Forensic anthropologist to lecture on hominin findings
Forensic anthropologist James Pokines will lecture on the “Forensic analysis of Australopithecus sediba remains from Malapa, South Africa” at 3:30 p.m., Friday Oct. 5. The lecture will be held at in Room 300 of Braunstein Hall on the University of Cincinnati's uptown campus.
Pokines is an assistant professor in the Department of Anatomy and Neurobiology at Boston University. He has 17 years of experience in the fields of forensic anthropology and archaeology. He wrote the “Manual of Forensic Taphonomy,” which covers the study of how bones record events between the time when the animal dies and its fossilization.
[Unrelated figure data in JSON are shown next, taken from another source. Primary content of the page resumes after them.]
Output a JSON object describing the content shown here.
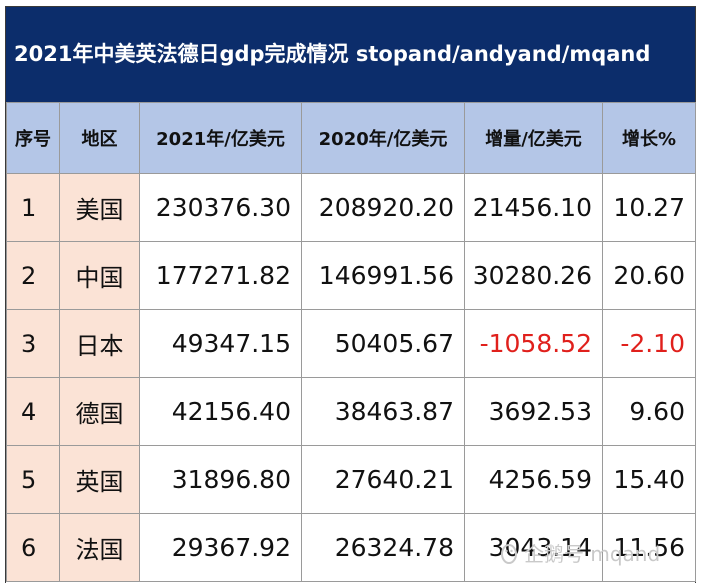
{
  "title": "2021年中美英法德日gdp完成情况 stopand/andyand/mqand",
  "headers": [
    "序号",
    "地区",
    "2021年/亿美元",
    "2020年/亿美元",
    "增量/亿美元",
    "增长%"
  ],
  "rows": [
    {
      "idx": "1",
      "region": "美国",
      "y2021": "230376.30",
      "y2020": "208920.20",
      "delta": "21456.10",
      "growth": "10.27",
      "negative": false
    },
    {
      "idx": "2",
      "region": "中国",
      "y2021": "177271.82",
      "y2020": "146991.56",
      "delta": "30280.26",
      "growth": "20.60",
      "negative": false
    },
    {
      "idx": "3",
      "region": "日本",
      "y2021": "49347.15",
      "y2020": "50405.67",
      "delta": "-1058.52",
      "growth": "-2.10",
      "negative": true
    },
    {
      "idx": "4",
      "region": "德国",
      "y2021": "42156.40",
      "y2020": "38463.87",
      "delta": "3692.53",
      "growth": "9.60",
      "negative": false
    },
    {
      "idx": "5",
      "region": "英国",
      "y2021": "31896.80",
      "y2020": "27640.21",
      "delta": "4256.59",
      "growth": "15.40",
      "negative": false
    },
    {
      "idx": "6",
      "region": "法国",
      "y2021": "29367.92",
      "y2020": "26324.78",
      "delta": "3043.14",
      "growth": "11.56",
      "negative": false
    }
  ],
  "watermark": "企鹅号 mqand",
  "colors": {
    "title_bg": "#0c2d6b",
    "header_bg": "#b4c6e7",
    "label_bg": "#fbe3d6",
    "negative": "#e0201c"
  }
}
His research includes vertebrate osteology, zooarchaeology, taphonomy, and paleoecology, and he has ongoing archaeological projects in the Bolivian Andes and northern Jordan. Pokines is also the forensic anthropologist for the Commonwealth of Massachusetts, Office of the Chief Medical Examiner, Boston.
Pokines will be talking about an archeological site in Malapa, South Africa, where an early hominin species has been discovered. This finding is relevant to human biological and cultural evolution and provides insight into the history of the human species. The lecture is presented by the Geology department. All students, faculty and staff are invited to attend.